What were the speaker’s main messages?
We all have different perspectives that we bring to each situation and contributes to our implicit biases and assumptions we make. Sitting in the discomfort and challenging what we have learned, being open to unlearn, and relearn will increase our responsiveness and cultural competency.
What was the speaker’s best quote?
- You change the journey of a child or determine the future journey for a child based on the teacher and class you put them in.
- The implicit biases brought to the table matter!
What were the top ideas from the session?
- Implicit bias occurs automatically and unintentionally. It can be a barrier to who we hire and who we build into our systems with students.
- We cannot assume that we are all the same. In Western Culture, we have a tendency to imprint what “we know” onto all other settings and cultures. This is a miss!
- Practice does not make perfect, it makes proficient. Cultural proficiency takes continued focus and intentional trying.
What is one idea you’d like to learn more about?
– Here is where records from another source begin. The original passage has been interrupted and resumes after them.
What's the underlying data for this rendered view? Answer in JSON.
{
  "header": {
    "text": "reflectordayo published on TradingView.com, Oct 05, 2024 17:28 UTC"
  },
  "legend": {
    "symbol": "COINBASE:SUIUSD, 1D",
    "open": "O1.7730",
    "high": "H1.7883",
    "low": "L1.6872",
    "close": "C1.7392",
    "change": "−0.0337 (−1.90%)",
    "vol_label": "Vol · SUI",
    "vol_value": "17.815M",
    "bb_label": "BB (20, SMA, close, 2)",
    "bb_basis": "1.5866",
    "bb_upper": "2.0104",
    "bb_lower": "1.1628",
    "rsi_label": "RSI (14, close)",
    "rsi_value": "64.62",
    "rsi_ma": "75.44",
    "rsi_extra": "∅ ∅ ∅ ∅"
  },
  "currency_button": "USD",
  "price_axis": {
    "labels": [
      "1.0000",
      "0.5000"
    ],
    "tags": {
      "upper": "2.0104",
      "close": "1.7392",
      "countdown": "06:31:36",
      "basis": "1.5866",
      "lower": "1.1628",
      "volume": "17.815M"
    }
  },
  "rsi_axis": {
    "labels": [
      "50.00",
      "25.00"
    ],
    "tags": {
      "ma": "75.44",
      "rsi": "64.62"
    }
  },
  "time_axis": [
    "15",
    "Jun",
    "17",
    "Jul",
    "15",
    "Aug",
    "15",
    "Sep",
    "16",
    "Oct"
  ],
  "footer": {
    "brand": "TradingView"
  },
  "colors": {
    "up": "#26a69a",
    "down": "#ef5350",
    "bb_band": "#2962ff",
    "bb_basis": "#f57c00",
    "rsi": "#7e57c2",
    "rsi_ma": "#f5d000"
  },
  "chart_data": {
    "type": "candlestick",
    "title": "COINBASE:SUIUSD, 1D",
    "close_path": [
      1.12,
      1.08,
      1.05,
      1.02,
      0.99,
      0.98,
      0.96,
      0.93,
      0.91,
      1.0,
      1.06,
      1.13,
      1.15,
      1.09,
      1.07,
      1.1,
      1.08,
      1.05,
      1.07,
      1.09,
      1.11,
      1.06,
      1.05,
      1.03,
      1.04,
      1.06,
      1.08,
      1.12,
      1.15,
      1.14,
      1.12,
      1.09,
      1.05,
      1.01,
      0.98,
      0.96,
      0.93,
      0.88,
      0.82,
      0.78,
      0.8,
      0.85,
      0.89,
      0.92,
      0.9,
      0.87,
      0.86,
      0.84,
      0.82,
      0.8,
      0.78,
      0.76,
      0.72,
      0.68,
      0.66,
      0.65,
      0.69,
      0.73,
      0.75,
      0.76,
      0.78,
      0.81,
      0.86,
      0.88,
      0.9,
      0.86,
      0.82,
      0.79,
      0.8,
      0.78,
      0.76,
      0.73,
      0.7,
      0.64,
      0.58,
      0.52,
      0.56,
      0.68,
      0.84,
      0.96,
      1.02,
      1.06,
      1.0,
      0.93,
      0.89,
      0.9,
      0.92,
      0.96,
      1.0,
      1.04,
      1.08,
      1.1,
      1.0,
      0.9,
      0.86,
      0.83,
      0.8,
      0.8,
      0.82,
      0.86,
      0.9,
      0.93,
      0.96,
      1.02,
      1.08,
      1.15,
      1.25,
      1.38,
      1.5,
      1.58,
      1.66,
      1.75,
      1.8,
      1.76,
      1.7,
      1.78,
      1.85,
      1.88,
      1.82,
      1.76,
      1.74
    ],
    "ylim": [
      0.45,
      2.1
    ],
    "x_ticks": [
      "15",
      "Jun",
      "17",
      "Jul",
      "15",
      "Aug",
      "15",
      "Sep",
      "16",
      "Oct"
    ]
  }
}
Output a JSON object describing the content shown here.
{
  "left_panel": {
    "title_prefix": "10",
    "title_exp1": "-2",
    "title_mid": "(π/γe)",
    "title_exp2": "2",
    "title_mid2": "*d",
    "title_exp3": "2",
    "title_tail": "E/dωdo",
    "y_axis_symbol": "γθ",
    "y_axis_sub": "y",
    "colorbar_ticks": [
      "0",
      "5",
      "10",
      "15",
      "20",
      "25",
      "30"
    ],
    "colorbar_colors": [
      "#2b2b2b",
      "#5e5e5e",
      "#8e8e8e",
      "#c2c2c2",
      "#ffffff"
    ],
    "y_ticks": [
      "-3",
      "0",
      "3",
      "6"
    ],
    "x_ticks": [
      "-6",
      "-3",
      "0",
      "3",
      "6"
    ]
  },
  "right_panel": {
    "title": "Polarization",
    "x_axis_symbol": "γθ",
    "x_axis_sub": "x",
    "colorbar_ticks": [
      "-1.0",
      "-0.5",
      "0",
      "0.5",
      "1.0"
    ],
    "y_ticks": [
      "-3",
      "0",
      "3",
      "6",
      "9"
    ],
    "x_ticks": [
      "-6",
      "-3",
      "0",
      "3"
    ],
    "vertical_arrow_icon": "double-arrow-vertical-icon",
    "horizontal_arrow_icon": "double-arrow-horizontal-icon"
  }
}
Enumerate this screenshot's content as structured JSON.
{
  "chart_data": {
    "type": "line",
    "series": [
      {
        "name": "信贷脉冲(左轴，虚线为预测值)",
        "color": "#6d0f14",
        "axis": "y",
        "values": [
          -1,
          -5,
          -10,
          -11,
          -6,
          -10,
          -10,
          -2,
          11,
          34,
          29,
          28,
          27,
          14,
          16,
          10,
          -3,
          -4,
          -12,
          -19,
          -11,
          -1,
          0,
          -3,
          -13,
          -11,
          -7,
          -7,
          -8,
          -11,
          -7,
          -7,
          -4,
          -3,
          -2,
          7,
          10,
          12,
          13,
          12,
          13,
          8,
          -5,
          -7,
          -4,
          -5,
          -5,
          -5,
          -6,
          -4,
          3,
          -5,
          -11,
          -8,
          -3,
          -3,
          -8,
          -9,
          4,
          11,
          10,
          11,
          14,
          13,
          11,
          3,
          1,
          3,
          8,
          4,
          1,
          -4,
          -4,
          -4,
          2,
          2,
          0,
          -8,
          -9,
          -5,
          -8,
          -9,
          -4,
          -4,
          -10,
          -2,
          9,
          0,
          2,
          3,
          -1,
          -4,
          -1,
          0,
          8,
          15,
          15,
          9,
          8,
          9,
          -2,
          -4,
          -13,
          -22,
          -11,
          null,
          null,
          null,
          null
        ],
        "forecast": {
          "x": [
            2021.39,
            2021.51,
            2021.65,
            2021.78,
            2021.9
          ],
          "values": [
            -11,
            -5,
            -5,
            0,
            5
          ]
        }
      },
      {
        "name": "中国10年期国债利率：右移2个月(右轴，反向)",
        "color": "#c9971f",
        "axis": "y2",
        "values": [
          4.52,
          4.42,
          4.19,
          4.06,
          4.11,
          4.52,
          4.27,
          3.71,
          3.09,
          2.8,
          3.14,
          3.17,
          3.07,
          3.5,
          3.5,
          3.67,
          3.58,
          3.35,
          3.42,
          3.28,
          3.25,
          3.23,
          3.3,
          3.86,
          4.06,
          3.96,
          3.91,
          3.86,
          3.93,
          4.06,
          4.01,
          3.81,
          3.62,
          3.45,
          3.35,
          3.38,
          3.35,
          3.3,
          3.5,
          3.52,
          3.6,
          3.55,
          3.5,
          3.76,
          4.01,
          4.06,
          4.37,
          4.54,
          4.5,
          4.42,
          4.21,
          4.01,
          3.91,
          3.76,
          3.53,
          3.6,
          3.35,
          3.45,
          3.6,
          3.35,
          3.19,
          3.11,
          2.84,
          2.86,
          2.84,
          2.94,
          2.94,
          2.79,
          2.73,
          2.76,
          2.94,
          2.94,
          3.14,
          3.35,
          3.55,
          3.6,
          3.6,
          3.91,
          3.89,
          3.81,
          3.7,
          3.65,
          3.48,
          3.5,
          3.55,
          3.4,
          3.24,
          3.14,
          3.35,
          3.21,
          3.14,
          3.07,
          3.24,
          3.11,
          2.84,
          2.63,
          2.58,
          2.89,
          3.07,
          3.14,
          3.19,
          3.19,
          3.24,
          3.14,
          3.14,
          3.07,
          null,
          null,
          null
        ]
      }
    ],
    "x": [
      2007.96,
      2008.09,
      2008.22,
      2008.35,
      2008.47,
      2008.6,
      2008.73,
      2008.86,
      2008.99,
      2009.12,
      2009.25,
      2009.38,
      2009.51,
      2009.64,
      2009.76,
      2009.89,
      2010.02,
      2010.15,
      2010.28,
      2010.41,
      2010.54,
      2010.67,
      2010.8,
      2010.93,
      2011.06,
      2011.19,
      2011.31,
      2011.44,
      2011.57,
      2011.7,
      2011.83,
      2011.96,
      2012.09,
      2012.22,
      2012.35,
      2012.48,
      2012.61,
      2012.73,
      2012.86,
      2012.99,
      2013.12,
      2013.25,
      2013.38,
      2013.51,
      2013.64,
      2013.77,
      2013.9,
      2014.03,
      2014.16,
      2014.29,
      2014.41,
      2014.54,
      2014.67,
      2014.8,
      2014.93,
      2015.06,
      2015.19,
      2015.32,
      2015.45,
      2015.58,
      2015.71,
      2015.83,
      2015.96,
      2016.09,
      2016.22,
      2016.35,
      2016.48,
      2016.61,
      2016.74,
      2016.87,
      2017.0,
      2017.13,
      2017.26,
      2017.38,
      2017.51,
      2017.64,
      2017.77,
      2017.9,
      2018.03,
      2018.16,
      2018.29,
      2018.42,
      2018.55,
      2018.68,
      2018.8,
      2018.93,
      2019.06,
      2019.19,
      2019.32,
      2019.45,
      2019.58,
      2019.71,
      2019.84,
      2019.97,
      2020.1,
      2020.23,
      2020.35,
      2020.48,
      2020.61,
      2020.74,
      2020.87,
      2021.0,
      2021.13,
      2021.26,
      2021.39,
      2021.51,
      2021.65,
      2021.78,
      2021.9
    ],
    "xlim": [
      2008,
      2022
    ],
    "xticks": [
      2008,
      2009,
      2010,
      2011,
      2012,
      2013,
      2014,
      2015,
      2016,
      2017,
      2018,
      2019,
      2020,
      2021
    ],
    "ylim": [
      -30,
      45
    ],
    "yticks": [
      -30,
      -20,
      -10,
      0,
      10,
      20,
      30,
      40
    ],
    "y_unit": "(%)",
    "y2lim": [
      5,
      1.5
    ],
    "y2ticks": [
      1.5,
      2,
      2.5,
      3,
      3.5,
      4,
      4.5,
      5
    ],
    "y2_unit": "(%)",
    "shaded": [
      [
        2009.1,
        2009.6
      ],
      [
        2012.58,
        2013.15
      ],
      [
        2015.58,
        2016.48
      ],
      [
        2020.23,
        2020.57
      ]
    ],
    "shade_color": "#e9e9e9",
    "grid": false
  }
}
Cultural proficiency continuum: Where am I? Where is our school? What can I learn from it? How can I use it to build staff capacity and self-awareness?
What is one strategy that will help you with instructional leadership?
Who has a seat at the table? Where is my bias putting up unintentional barriers for students (and others)?
I can’t wait to tell my teachers about this idea:
(From Alvin Toffler): “The illiterate of the 21st century will not be those who cannot read and write, but those who cannot learn, unlearn, and relearn.”
Notes by Jess Hutchison, principal of Avoca West School, Glenview, Illinois.